Diversity-aware clustering: Computational Complexity and Approximation Algorithms
This addresses fairness and diversity in clustering for data with multiple attributes, offering theoretical guarantees for constrained optimization problems.
The paper tackles diversity-aware clustering with intersecting groups and bound constraints, proving NP-hardness and inapproximability, and presents approximation algorithms with ratios of 1.736, 3.943, and 5 for k-median, k-means, and k-supplier, respectively, with tightness under Gap-ETH.

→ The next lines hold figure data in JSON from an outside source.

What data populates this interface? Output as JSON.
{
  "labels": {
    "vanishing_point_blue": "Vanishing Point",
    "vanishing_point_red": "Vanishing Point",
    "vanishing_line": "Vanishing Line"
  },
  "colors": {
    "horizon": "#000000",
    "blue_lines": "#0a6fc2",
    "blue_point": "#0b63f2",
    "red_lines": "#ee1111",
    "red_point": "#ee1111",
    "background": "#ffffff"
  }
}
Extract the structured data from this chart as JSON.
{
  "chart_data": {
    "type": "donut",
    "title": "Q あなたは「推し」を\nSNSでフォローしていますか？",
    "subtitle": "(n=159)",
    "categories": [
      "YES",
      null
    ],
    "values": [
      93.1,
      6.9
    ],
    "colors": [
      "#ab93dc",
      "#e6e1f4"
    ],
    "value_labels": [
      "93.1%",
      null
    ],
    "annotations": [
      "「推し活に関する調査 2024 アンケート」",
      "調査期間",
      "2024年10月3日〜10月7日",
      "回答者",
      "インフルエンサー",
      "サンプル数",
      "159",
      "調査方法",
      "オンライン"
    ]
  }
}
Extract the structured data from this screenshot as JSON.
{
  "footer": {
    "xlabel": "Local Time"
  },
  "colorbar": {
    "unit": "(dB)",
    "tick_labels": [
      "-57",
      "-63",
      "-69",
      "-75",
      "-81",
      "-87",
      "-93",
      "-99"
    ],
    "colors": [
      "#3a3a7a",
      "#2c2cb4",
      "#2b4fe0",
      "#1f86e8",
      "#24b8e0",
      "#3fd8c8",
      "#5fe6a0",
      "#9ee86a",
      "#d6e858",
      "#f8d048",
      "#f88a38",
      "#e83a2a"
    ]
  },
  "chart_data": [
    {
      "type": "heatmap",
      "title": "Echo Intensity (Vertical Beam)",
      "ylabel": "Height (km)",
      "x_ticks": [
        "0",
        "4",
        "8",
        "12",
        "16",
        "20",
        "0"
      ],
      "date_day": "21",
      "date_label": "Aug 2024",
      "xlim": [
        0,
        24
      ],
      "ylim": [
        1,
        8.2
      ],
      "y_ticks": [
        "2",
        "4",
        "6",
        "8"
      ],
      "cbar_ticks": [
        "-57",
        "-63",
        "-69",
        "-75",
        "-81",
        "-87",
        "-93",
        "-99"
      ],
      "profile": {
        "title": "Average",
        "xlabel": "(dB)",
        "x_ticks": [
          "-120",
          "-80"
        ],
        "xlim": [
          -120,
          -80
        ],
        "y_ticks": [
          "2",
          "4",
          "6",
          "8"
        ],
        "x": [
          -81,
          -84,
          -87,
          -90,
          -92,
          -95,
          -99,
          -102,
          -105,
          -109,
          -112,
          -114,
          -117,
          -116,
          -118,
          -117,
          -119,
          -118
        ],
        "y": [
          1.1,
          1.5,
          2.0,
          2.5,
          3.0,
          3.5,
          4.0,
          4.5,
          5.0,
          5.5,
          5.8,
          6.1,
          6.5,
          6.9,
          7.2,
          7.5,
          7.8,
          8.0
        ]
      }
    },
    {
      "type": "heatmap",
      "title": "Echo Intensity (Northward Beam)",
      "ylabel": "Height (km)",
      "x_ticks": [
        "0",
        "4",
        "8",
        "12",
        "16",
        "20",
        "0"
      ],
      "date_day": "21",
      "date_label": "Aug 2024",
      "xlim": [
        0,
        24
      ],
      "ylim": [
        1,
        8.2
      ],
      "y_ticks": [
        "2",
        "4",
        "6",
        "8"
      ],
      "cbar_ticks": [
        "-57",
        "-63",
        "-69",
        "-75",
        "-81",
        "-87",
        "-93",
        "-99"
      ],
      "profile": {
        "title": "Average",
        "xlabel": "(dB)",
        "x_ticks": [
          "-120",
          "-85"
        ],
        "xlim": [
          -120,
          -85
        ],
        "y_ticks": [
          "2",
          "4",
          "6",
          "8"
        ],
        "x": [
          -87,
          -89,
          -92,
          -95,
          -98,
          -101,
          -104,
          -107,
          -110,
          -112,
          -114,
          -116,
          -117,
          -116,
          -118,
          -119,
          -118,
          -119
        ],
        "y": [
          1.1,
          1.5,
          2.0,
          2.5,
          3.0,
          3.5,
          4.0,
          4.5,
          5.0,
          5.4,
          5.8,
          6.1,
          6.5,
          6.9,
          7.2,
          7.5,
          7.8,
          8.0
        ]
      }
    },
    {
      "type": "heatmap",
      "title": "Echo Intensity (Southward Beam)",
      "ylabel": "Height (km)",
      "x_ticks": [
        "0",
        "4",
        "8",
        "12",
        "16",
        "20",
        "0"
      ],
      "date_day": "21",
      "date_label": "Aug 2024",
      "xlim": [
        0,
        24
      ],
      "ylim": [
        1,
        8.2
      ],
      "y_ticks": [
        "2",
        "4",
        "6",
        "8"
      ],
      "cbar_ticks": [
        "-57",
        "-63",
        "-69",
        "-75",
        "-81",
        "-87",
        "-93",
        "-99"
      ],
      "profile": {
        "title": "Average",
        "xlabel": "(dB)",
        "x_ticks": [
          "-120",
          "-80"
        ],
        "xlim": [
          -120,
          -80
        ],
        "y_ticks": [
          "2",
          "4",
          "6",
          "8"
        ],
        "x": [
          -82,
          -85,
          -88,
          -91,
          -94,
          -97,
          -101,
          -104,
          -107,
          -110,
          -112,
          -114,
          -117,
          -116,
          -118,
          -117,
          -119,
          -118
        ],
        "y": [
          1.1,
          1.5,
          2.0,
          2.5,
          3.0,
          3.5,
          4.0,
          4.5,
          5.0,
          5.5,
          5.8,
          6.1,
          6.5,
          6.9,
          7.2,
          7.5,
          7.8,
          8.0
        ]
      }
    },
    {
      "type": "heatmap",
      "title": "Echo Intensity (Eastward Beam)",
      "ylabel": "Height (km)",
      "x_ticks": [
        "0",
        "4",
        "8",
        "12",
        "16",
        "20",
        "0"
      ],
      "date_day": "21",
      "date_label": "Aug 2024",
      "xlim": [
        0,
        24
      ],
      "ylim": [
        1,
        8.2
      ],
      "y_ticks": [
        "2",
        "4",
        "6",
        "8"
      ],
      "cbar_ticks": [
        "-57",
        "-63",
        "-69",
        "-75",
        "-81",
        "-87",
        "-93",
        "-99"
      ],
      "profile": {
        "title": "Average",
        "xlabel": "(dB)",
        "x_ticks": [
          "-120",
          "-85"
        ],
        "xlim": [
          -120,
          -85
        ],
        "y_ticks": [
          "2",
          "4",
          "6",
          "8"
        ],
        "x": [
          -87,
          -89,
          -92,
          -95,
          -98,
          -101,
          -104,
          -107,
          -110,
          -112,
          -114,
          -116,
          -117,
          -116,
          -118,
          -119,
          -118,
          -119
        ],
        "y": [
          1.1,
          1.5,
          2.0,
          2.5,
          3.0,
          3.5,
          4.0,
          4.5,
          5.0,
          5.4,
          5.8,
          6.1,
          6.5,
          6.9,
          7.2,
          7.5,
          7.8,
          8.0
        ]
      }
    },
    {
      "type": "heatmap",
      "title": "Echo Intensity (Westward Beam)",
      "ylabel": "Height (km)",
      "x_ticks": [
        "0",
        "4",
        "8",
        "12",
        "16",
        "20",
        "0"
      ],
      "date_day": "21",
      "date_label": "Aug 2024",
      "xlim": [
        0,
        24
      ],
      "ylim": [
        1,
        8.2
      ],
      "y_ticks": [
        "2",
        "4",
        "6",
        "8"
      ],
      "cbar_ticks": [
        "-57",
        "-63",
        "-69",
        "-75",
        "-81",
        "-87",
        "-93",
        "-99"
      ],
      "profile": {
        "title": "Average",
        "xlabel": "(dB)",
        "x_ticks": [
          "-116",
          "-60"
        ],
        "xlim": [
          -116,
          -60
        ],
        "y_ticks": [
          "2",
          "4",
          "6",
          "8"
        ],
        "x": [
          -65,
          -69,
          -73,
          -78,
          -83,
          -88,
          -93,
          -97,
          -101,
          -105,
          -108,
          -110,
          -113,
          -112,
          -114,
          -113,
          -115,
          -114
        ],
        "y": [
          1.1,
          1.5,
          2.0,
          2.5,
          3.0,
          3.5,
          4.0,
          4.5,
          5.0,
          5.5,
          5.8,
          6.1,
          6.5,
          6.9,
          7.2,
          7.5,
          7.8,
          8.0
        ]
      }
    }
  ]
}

In this work, we study diversity-aware clustering problems where the data points are associated with multiple attributes resulting in intersecting groups. A clustering solution needs to ensure that the number of chosen cluster centers from each group should be within the range defined by a lower and upper bound threshold for each group, while simultaneously minimizing the clustering objective, which can be either $k$-median, $k$-means or $k$-supplier. We study the computational complexity of the proposed problems, offering insights into their NP-hardness, polynomial-time inapproximability, and fixed-parameter intractability. We present parameterized approximation algorithms with approximation ratios $1+ \frac{2}{e} + ε\approx 1.736$, $1+\frac{8}{e} + ε\approx 3.943$, and $5$ for diversity-aware $k$-median, diversity-aware $k$-means and diversity-aware $k$-supplier, respectively. Assuming Gap-ETH, the approximation ratios are tight for the diversity-aware $k$-median and diversity-aware $k$-means problems. Our results imply the same approximation factors for their respective fair variants with disjoint groups -- fair $k$-median, fair $k$-means, and fair $k$-supplier -- with lower bound requirements.